Monday, September 9, 2013

Hadoop Yarn meeting notes

Here are my notes, captured from a talk with Arun Murphy @ Hortonworks about Yarn.


State and limitations of Hadoop 1.x
In Hadoop 1.x, jobs do their own scheduling and life cycle management.
At Yahoo, 4000 nodes has been about the maximum # of nodes before performance seriously starts to go down; after this, synchronization gets coarse. Also, maximum # of tasks run simultaneously is 40,000.
One problem is also that failure kills all running jobs.
Hard partitionning of Maps/reduce slots: this setup is artificial, and results in low utilization (sometimes all Mappers are running, Reducers are empty).
Iterative apps in M/R are typically slow - wrong tool for the job ..

Hadoop 2.x
Yarn: a generic management system.
For cluster resource management, on top of Hdfs2 .
For example: you can have a M/R application that gets 10% of the resources, Storm jobs that get 20%, Spark apps that get 5%, etc ..
Interactive apps can take advantage of Tez.
All of the apps can take advantage of a common management model, with built-in security and other resource management features.

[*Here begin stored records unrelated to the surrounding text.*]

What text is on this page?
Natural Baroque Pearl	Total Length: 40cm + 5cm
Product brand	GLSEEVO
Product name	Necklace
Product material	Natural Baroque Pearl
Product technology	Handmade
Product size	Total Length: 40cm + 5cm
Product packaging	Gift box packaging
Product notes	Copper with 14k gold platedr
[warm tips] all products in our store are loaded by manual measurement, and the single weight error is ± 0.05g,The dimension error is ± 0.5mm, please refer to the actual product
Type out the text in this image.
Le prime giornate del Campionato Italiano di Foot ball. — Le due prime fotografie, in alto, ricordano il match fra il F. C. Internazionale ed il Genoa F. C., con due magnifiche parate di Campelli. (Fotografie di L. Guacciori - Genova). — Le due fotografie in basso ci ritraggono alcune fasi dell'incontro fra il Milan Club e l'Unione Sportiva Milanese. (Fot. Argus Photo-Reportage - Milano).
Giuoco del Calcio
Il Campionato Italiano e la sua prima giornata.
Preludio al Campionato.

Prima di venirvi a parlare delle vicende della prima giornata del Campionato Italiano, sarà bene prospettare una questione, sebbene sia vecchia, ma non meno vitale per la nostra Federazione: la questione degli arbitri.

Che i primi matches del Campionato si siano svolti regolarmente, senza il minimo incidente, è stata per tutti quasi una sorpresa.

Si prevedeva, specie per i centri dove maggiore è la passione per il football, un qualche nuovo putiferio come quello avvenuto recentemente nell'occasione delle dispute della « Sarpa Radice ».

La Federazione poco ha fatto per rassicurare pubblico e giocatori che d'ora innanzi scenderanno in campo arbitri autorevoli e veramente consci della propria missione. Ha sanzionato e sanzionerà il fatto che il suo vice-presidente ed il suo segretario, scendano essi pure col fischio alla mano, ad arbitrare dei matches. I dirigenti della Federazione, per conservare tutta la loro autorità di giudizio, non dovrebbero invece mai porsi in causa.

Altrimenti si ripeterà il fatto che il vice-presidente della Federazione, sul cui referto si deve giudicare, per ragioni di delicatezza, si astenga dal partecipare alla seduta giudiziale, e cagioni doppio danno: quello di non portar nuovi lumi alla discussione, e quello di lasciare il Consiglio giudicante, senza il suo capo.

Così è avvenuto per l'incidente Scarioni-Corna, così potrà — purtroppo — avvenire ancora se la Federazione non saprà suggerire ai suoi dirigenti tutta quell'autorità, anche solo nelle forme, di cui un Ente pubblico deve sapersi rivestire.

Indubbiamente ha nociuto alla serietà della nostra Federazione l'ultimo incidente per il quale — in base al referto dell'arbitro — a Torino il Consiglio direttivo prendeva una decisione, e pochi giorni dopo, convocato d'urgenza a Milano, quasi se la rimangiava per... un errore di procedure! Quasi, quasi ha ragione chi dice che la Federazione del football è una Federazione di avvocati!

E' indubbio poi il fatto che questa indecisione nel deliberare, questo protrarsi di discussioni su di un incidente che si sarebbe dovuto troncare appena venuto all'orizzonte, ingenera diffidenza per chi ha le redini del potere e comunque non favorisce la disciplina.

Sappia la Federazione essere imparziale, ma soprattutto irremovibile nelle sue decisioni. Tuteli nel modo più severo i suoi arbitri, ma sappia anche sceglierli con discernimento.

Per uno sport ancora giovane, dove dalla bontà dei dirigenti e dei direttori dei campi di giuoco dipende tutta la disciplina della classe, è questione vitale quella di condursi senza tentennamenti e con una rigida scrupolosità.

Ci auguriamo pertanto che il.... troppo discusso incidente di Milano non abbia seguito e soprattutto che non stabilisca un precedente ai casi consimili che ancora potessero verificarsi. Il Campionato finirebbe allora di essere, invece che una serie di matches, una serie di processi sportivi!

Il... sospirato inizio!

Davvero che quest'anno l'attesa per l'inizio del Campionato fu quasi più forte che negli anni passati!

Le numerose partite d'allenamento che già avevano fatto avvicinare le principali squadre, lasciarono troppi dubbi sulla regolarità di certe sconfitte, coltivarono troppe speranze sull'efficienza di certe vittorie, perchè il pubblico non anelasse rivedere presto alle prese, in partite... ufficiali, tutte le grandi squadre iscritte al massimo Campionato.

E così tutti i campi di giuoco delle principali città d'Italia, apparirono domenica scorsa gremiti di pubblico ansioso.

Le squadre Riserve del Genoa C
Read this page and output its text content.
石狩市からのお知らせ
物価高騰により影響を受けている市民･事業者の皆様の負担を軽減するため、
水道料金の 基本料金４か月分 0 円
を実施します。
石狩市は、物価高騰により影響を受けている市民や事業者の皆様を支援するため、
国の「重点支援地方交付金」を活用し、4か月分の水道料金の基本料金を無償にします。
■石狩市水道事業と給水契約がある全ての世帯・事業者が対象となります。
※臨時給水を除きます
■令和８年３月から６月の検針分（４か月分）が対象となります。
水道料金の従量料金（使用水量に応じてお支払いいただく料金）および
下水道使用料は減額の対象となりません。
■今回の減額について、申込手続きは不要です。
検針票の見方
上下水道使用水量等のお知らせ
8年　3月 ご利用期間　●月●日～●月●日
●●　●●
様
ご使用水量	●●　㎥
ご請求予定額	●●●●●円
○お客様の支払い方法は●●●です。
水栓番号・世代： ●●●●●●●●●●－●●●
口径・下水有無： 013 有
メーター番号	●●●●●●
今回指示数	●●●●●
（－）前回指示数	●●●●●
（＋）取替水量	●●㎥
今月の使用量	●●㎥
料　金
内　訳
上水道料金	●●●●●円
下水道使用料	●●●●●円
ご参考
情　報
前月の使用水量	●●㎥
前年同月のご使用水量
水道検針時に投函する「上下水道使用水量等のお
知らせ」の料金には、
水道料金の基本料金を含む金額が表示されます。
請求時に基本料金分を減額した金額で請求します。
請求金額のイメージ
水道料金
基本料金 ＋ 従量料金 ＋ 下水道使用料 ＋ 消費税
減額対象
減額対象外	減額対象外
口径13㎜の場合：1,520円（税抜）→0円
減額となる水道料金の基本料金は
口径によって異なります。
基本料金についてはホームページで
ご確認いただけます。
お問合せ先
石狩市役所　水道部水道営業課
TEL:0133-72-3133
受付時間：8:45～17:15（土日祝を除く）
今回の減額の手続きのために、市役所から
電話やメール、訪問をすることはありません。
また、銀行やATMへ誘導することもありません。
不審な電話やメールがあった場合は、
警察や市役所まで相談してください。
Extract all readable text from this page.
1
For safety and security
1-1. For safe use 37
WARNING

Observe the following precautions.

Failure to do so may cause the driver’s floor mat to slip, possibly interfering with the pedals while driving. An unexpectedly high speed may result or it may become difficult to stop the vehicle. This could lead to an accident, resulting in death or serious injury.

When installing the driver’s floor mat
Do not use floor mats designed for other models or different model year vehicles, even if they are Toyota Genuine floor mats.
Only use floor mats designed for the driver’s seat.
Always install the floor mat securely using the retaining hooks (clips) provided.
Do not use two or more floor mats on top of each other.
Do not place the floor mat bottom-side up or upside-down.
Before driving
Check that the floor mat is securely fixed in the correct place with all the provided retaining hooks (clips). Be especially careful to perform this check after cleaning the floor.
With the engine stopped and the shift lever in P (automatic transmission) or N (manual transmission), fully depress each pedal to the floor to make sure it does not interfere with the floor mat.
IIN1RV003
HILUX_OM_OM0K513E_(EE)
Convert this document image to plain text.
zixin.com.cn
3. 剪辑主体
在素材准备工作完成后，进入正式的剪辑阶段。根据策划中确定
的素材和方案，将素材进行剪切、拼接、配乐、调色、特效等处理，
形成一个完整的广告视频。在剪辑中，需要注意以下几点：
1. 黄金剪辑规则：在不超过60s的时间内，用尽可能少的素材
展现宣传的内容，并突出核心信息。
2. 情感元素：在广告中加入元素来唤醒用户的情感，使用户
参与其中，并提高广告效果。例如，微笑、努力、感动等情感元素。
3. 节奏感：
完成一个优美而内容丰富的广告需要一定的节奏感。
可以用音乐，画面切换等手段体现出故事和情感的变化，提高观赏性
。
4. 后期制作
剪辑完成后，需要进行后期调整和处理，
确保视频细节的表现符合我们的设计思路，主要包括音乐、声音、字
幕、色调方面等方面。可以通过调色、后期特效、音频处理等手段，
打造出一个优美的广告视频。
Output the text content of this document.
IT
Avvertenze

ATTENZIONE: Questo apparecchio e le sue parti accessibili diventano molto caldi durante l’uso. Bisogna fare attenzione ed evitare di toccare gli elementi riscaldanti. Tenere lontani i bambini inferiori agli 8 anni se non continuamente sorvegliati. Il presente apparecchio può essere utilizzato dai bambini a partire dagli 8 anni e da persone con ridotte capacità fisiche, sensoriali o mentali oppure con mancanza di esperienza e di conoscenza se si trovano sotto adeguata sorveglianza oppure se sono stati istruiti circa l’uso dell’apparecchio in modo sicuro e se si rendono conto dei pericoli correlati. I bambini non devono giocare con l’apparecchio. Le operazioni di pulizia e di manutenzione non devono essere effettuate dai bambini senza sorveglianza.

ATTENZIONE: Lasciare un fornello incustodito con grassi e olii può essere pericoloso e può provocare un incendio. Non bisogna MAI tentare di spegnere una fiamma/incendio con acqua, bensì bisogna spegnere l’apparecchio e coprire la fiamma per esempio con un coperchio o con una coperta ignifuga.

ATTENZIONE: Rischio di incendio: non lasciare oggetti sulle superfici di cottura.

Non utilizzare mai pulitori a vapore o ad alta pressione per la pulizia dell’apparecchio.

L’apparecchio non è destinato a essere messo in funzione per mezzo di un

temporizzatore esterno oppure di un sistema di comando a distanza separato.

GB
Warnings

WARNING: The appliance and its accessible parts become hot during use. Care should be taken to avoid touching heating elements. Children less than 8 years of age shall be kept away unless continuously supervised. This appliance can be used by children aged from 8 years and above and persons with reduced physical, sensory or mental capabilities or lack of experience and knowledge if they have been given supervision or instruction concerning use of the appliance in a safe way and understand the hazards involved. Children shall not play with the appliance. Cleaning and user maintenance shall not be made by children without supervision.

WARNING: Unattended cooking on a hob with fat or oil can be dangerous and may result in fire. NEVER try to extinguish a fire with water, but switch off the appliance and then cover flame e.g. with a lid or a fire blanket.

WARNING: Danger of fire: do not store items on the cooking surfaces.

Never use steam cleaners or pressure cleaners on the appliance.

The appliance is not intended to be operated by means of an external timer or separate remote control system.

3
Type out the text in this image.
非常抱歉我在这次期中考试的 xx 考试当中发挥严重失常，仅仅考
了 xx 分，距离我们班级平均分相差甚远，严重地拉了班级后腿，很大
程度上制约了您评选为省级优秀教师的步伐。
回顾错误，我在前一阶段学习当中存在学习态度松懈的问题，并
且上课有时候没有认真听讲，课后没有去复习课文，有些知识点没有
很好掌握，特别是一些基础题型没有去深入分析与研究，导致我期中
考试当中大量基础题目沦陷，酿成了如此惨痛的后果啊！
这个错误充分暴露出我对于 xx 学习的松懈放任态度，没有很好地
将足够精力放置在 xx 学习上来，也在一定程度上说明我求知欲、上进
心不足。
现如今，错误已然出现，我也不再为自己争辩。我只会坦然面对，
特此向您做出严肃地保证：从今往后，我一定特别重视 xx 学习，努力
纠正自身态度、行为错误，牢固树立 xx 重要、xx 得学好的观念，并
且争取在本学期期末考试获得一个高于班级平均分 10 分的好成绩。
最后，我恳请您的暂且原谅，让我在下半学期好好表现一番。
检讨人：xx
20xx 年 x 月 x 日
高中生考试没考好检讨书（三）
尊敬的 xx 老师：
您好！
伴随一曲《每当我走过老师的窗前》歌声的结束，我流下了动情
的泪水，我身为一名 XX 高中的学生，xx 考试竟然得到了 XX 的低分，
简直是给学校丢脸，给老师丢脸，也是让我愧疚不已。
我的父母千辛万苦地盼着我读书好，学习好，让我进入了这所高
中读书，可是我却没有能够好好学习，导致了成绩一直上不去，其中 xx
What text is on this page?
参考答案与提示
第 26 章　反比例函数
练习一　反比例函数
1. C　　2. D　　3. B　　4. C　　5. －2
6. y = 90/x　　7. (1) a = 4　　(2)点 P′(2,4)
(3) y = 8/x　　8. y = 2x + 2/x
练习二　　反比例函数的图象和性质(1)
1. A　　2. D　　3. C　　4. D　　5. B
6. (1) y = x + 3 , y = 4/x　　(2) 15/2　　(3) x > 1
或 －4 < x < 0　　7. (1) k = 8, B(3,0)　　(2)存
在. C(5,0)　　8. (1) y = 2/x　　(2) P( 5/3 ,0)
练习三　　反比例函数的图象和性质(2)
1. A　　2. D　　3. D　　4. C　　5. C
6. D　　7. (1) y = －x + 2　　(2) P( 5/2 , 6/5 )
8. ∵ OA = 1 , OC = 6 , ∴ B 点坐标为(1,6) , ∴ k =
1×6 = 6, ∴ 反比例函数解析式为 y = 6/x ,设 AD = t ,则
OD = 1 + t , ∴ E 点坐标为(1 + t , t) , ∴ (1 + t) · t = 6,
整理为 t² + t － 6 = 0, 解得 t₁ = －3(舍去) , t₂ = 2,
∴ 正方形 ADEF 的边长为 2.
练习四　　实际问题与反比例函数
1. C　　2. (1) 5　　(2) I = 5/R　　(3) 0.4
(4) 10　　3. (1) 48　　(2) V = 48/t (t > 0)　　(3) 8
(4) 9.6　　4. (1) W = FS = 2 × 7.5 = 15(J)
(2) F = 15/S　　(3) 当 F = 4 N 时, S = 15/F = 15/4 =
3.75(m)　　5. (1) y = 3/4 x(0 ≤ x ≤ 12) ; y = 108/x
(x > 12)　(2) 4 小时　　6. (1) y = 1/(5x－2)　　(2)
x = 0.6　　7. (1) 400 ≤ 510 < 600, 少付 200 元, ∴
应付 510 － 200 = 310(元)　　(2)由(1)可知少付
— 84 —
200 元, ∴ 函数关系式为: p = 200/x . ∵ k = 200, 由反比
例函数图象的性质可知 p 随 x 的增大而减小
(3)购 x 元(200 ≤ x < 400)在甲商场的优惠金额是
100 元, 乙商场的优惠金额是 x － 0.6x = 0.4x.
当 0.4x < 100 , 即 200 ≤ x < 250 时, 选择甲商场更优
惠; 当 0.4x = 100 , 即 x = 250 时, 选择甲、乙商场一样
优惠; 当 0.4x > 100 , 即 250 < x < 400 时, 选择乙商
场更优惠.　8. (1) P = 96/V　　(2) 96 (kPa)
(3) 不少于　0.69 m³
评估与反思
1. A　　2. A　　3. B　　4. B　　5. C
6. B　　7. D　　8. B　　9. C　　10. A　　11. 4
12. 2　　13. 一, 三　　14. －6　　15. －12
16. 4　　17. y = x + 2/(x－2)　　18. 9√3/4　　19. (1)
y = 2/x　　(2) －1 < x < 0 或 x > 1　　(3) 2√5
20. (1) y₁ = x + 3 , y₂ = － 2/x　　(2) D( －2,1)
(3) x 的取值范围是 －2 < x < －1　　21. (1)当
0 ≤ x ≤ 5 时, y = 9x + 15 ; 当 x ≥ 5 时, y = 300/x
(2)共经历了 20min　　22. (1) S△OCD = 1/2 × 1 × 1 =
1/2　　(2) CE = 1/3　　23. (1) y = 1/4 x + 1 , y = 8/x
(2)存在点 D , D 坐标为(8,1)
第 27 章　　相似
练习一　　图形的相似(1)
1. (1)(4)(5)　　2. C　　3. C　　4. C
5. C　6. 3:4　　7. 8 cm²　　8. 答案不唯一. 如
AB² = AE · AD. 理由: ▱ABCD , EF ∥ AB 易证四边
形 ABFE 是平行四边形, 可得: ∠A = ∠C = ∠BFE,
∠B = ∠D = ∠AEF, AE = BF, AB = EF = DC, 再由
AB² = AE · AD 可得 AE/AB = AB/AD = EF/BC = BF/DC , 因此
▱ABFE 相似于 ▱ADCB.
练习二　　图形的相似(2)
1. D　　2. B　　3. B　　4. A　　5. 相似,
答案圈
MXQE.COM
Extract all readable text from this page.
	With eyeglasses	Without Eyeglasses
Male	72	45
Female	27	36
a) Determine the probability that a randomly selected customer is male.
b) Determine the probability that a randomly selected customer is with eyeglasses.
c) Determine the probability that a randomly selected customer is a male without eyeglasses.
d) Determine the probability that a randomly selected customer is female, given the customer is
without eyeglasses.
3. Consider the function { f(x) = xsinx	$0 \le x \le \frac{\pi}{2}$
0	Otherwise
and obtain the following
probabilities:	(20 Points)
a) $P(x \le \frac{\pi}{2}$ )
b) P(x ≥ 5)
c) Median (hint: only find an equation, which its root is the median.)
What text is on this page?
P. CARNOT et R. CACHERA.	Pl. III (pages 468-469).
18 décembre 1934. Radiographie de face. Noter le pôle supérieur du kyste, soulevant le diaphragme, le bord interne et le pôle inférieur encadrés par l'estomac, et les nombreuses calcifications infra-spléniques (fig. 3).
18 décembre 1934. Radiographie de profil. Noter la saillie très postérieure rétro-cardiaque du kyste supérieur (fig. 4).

Yarn is currently in Production at Yahoo, on about 5000 nodes.

Also, you dont have to use HDFS at all.

What Yarn offers, is : Cluster resource management, and app life cycle management. It is essentially an OS for distributed applications!
You could also run different versions of Map Reduce simultaneously ..
Yarn becomes user land.

In Yarn, an application is a temporal job.
Apps run in containers. A container, again, could run python, storm, or map reduce.
You choose in your app/container the resources that you want to set. Nothing is fixed, like in AWS. You choose exactly what you want.
In some cases, applications can allocate dynamically more containers, and tear them off - that's the case with  Storm on Yarn for example.

There is also a concept of a queue, with ACL for users.

Node Manager is the new name for a Task tracker.
The app master controls the job. You put the code on HDFS.
Container is essentially about virtualization of hardware.
App Master asks resources on specific nodes or specific rack - you re ensured to get the best possible container with the settings you asked, with good data locality.
Yarn is like a stock market: there are bids/asks that are being set.

Hdfs could have been run as an app !!

App master could have multiple containers. Resource manager gives resources (is-parent-of) to App master, which is the parent of its multiple containers potentially.
Today , Yarn is compatible at the binary level with Hadoop 1.x. You can ship your code/jar in it with no changes.

Max_map_tasks configuration attributes are gone in Yarn.

Hoya: HBase on Yarn.
HBase is a user level app. Hoya can bring up HBase on the fly and torn down, dynamically (like an EMR for HBase).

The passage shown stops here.